Alla COP 21 si è discusso molto dei finanziamenti sul clima per i Paesi poveri. Ma un meccanismo perverso li trasforma nel paradiso del carbone
(Rinnovabili.it) – Volendo dirlo brutalmente, al centro dell’accordo sul clima approvato nel contesto della COP 21 ci sono i soldi. Malgrado le dichiarazioni di intenti e le molte parole spese, il negoziato è stato sostanzialmente una questione di denaro. Quello che i Paesi poveri vorrebbero vedersi accreditare per progetti di mitigazione e adattamento al cambiamento climatico e quelli (molti meno) che le grandi potenze – responsabili di quegli effetti catastrofici – sono intenzionate a sborsare. In mezzo a questa matassa c’è il Green Climate Fund (GCF), il fondo verde per il clima creato dall’ONU che dovrebbe accogliere buona parte dei finanziamenti e poi assegnarli ai progetti nei Paesi in via di sviluppo.

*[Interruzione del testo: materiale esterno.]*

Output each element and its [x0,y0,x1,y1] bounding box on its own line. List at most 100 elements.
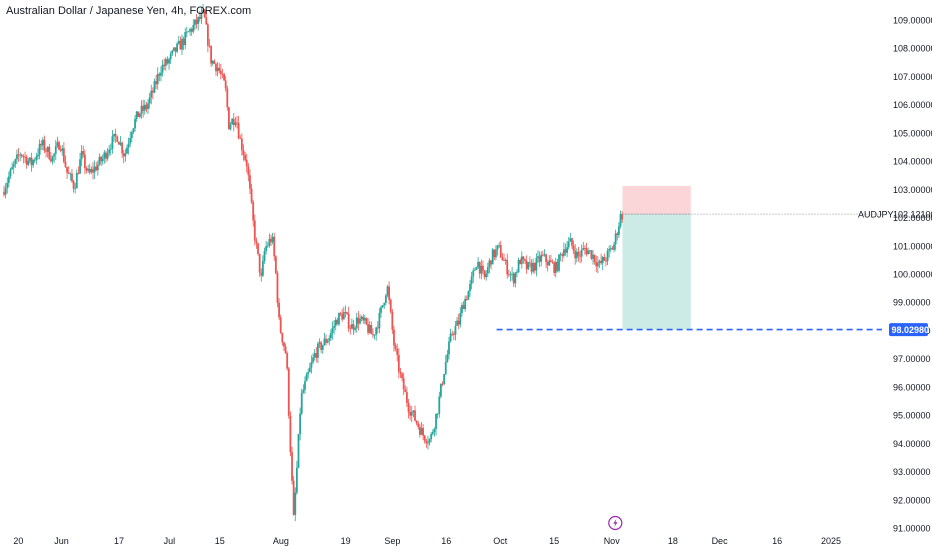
candle [362,313,365,324]
candle-body [449,333,452,342]
candle [291,446,293,485]
candle-body [441,383,444,385]
candlestick-series [3,3,624,522]
candle-body [614,233,617,245]
candle [410,405,413,423]
candle [478,261,481,279]
candle [522,256,525,264]
candle-body [391,311,394,330]
candle-body [582,247,585,250]
candle [171,49,174,56]
candle-body [461,305,463,314]
candle [483,270,486,280]
candle-body [352,324,355,330]
candle-body [407,402,410,412]
candle-body [90,169,93,173]
candle [24,151,26,164]
candle [184,28,187,50]
candle [271,232,274,245]
candle [239,134,242,139]
candle-body [96,164,99,171]
entry-price-label: 98.02980 [892,325,930,335]
candle [331,321,334,340]
candle-body [501,257,504,261]
candle-body [268,238,271,246]
candle-body [278,302,280,318]
candle [317,341,319,364]
candle-body [169,53,172,60]
candle [349,324,352,335]
candle [41,136,44,151]
candle-body [384,295,387,303]
candle [228,106,230,130]
candle-body [401,373,403,379]
candle-body [236,122,238,124]
candle-body [182,38,185,46]
candle [605,257,607,267]
candle-body [206,24,209,46]
stop-loss-zone[interactable] [622,185,691,215]
candle [587,247,590,255]
candle-body [37,154,39,157]
candle-body [192,24,195,32]
candle [448,336,450,360]
entry-price-tag[interactable] [889,323,928,337]
candle [571,237,573,249]
candle-body [121,142,124,154]
candle [528,256,531,268]
candle [482,260,484,275]
candle [258,253,261,277]
x-tick-label: 17 [114,536,124,546]
candle-body [119,142,122,145]
candle [22,154,25,164]
candle [342,306,345,320]
candle-body [357,317,360,324]
candle-body [509,274,512,276]
candle [139,112,141,119]
candle [321,344,324,354]
candle [381,305,384,309]
candle-body [331,327,334,334]
candle-body [258,253,261,273]
candle [244,151,247,163]
candle [143,100,146,115]
candle [53,152,56,163]
candle-body [499,245,502,258]
candle-body [564,249,567,253]
take-profit-zone[interactable] [622,214,691,330]
candle-body [100,156,102,162]
candle-body [19,154,22,156]
candle-body [465,298,468,300]
candle [394,342,397,352]
candle [249,169,251,195]
candle [30,152,33,172]
candle [129,131,132,147]
candle [148,92,151,109]
price-lines [496,213,882,331]
candle [346,311,348,316]
candle-body [541,254,544,256]
candle-body [574,250,577,259]
candle-body [116,136,119,142]
candle [135,110,138,122]
candle [425,438,428,448]
candle [169,51,172,65]
candle [469,280,471,297]
candle-body [173,47,175,51]
candle-body [64,161,67,168]
candle [519,258,522,265]
candle-body [101,158,104,162]
candle [98,153,101,166]
candle-body [82,151,85,155]
candle-body [350,324,353,329]
candle [300,388,303,416]
x-tick-label: Aug [273,536,289,546]
lightning-bolt-icon[interactable] [608,515,623,531]
candle-body [598,260,601,263]
candle [247,162,250,182]
candle-body [145,104,148,109]
candle [355,312,358,333]
candle-body [43,139,46,151]
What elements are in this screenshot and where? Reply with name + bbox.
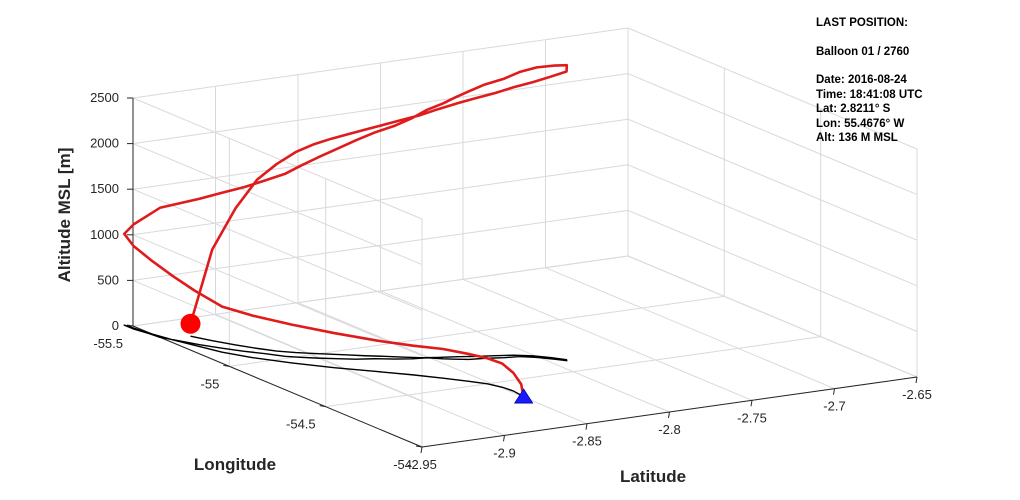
latitude-tick-mark <box>750 400 753 407</box>
floor-grid-line <box>229 295 725 367</box>
latitude-tick-mark <box>668 411 670 419</box>
left-wall-grid-line <box>132 279 423 402</box>
floor-grid-line <box>545 267 835 390</box>
right-wall-grid-line <box>627 118 918 241</box>
latitude-tick-label: -2.85 <box>572 434 602 449</box>
latitude-tick-mark <box>503 435 505 442</box>
longitude-axis-line <box>132 325 423 448</box>
right-wall-grid-line <box>627 27 918 150</box>
tick-layer: -2.95 -2.9 -2.85 -2.8 -2.75 -2.7 -2.65 -55.5 -55… <box>90 90 932 472</box>
info-longitude: Lon: 55.4676° W <box>816 117 905 130</box>
floor-grid-line <box>462 278 753 401</box>
x-axis-label: Latitude <box>620 467 686 486</box>
latitude-tick-label: -2.8 <box>658 422 680 437</box>
back-wall-grid-line <box>132 255 629 327</box>
floor-grid-line <box>215 313 505 436</box>
info-altitude: Alt: 136 M MSL <box>816 132 898 144</box>
grid-layer <box>132 27 918 448</box>
latitude-tick-label: -2.9 <box>493 445 515 460</box>
altitude-tick-label: 1000 <box>90 227 119 242</box>
left-wall-grid-line <box>132 188 423 311</box>
info-latitude: Lat: 2.8211° S <box>816 103 891 115</box>
altitude-tick-label: 2500 <box>90 90 119 105</box>
z-axis-label: Altitude MSL [m] <box>55 148 74 283</box>
longitude-tick-label: -54.5 <box>286 417 316 432</box>
longitude-tick-label: -54 <box>393 457 412 472</box>
right-wall-grid-line <box>627 209 918 332</box>
back-wall-grid-line <box>132 209 629 281</box>
back-wall-grid-line <box>132 73 629 145</box>
longitude-tick-mark <box>415 445 423 448</box>
altitude-tick-label: 500 <box>97 272 119 287</box>
back-wall-grid-line <box>132 118 629 190</box>
y-axis-label: Longitude <box>194 455 276 474</box>
info-date: Date: 2016-08-24 <box>816 74 907 86</box>
latitude-tick-label: -2.95 <box>407 457 437 472</box>
data-layer <box>122 63 569 404</box>
latitude-tick-label: -2.7 <box>823 399 845 414</box>
ground-track-line <box>123 324 568 399</box>
info-balloon-id: Balloon 01 / 2760 <box>816 45 910 58</box>
info-time: Time: 18:41:08 UTC <box>816 88 923 101</box>
latitude-tick-mark <box>833 388 835 395</box>
right-wall-grid-line <box>627 255 918 378</box>
altitude-tick-label: 2000 <box>90 136 119 151</box>
flight-track-line <box>122 63 569 400</box>
left-wall-grid-line <box>132 234 423 357</box>
floor-grid-line <box>297 302 588 425</box>
latitude-tick-label: -2.65 <box>902 387 932 402</box>
longitude-tick-label: -55.5 <box>93 336 123 351</box>
launch-marker-triangle <box>513 388 534 404</box>
longitude-tick-mark <box>319 405 326 408</box>
longitude-tick-mark <box>223 364 230 367</box>
latitude-tick-mark <box>915 376 918 384</box>
latitude-tick-mark <box>420 446 423 454</box>
longitude-tick-label: -55 <box>201 376 220 391</box>
last-position-marker-circle <box>180 313 201 334</box>
right-wall-grid-line <box>627 164 918 287</box>
floor-grid-line <box>380 290 670 413</box>
altitude-tick-label: 0 <box>112 318 119 333</box>
right-wall-grid-line <box>627 73 918 196</box>
altitude-tick-label: 1500 <box>90 181 119 196</box>
latitude-tick-mark <box>585 423 588 430</box>
left-wall-grid-line <box>132 143 423 266</box>
info-panel: LAST POSITION: Balloon 01 / 2760 Date: 2… <box>816 16 1006 146</box>
floor-grid-line <box>325 336 821 408</box>
left-wall-grid-line <box>132 97 423 220</box>
info-title: LAST POSITION: <box>816 17 908 29</box>
latitude-tick-label: -2.75 <box>737 410 767 425</box>
axis-layer <box>126 97 918 454</box>
back-wall-grid-line <box>132 164 629 236</box>
back-wall-grid-line <box>132 27 629 99</box>
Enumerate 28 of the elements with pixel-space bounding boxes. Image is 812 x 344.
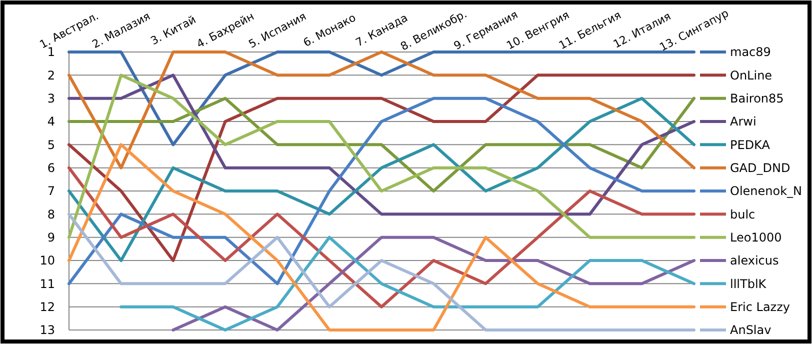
- legend-label: mac89: [730, 45, 771, 60]
- legend-label: Bairon85: [730, 92, 784, 106]
- legend-label: Eric Lazzy: [730, 300, 790, 314]
- y-tick-label: 9: [47, 230, 55, 245]
- y-tick-label: 6: [47, 161, 55, 176]
- legend-label: alexicus: [730, 254, 779, 268]
- y-tick-label: 12: [40, 300, 55, 314]
- y-tick-label: 4: [47, 114, 55, 129]
- legend-label: AnSlav: [730, 323, 772, 338]
- y-tick-label: 10: [40, 254, 55, 268]
- line-series: [68, 96, 696, 192]
- legend-label: Leo1000: [730, 230, 782, 245]
- y-tick-label: 5: [47, 138, 55, 152]
- y-tick-label: 8: [47, 207, 55, 222]
- legend-label: OnLine: [730, 68, 772, 82]
- legend-label: Arwi: [730, 114, 756, 129]
- y-tick-label: 11: [40, 276, 55, 291]
- legend-label: Olenenok_N: [730, 184, 802, 198]
- y-tick-label: 2: [47, 68, 55, 82]
- y-tick-label: 3: [47, 92, 55, 106]
- line-series: [68, 166, 696, 308]
- legend-label: GAD_DND: [730, 161, 790, 176]
- y-tick-label: 13: [40, 323, 55, 338]
- legend-label: bulc: [730, 207, 756, 222]
- legend-label: PEDKA: [730, 138, 771, 152]
- y-tick-label: 7: [47, 184, 55, 198]
- y-tick-label: 1: [47, 45, 55, 60]
- legend-label: lllTblK: [730, 276, 768, 291]
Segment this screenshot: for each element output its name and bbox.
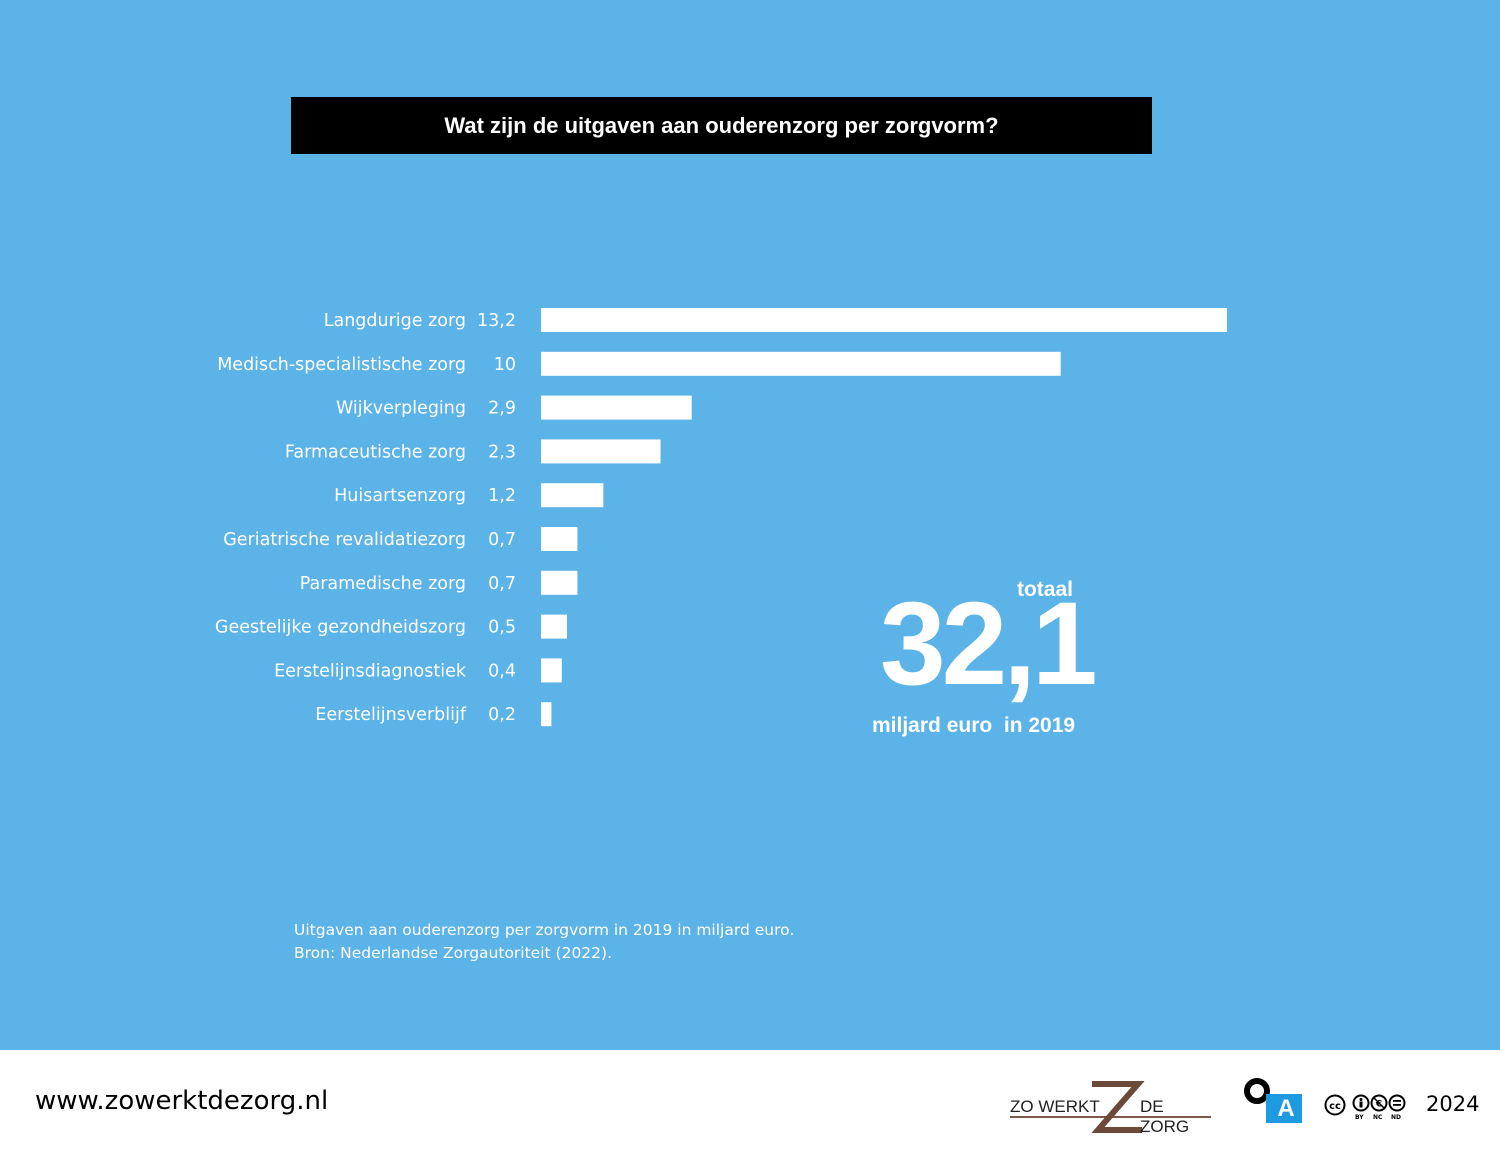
source-line-1: Uitgaven aan ouderenzorg per zorgvorm in… — [294, 921, 795, 939]
oa-logo: A — [1244, 1078, 1302, 1124]
category-label: Geriatrische revalidatiezorg — [223, 530, 466, 550]
website-link[interactable]: www.zowerktdezorg.nl — [35, 1086, 329, 1116]
bar — [541, 570, 578, 595]
category-label: Eerstelijnsdiagnostiek — [274, 661, 467, 681]
value-label: 0,7 — [488, 574, 516, 594]
total-unit: miljard euro in 2019 — [872, 714, 1076, 737]
category-label: Langdurige zorg — [324, 311, 466, 331]
logo-text-left: ZO WERKT — [1010, 1097, 1100, 1116]
value-label: 10 — [494, 355, 516, 375]
bar — [541, 308, 1227, 332]
cc-license-icon: cc € — [1324, 1094, 1406, 1116]
value-label: 13,2 — [477, 311, 516, 331]
chart-title-text: Wat zijn de uitgaven aan ouderenzorg per… — [444, 112, 999, 138]
bar — [541, 702, 552, 727]
chart-title: Wat zijn de uitgaven aan ouderenzorg per… — [291, 97, 1152, 154]
svg-text:cc: cc — [1329, 1101, 1341, 1112]
cc-label-by: BY — [1355, 1114, 1364, 1121]
bar — [541, 614, 567, 639]
bar — [541, 483, 604, 508]
cc-label-nc: NC — [1373, 1114, 1383, 1121]
bar — [541, 395, 692, 420]
bar — [541, 351, 1061, 376]
oa-circle-icon — [1244, 1078, 1302, 1123]
category-label: Farmaceutische zorg — [285, 442, 466, 462]
category-label: Huisartsenzorg — [334, 486, 466, 506]
category-label: Wijkverpleging — [336, 399, 466, 419]
category-label: Geestelijke gezondheidszorg — [215, 618, 466, 638]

Per fare ciò ha bisogno di partner accreditati, istituti di credito che facciano da mediatori. Per accedere ai fondi, essi dovrebbero garantire alcuni requisiti fondamentali: la trasparenza e la propensione agli investimenti sostenibili. Peccato che le cose stiano in modo un po’ diverso.
Le cattive compagnie del GCF
Per contro, alle piccole banche con sede nei piccoli Stati insulari (i più colpiti dal cambiamento climatico) o in Africa, è stata chiusa la porta in faccia. Gli è stata contestata la mancanza di competenze ambientali o l’assenza delle strutture di governance necessarie a ottenere l’accreditamento presso il Green Climate Fund, che dimostra come questi requisiti siano cuciti su misura per i grossi player.
Un Fondo per il clima che finanzia il carbone
Un altro problema è che il Fondo verde per il clima, attualmente, non ha una clausola che escluda specificamente il finanziamento dei cosiddetti progetti di “carbone pulito“. Questo potrebbe lasciare la porta aperta all’utilizzo del GCF per finanziare impianti con sistemi sperimentali di cattura del carbonio nel Sud del mondo. In pratica, la scusa del riscaldamento globale potrebbe divenire un’opportunità per l’industria del carbone per trasformare le nazioni più a rischio in laboratori a cielo aperto di tecnologie i cui benefici sono inferiori ai costi (ambientali ed economici). Il tutto coperto dalle Nazioni Unite tramite il Fondo per il clima.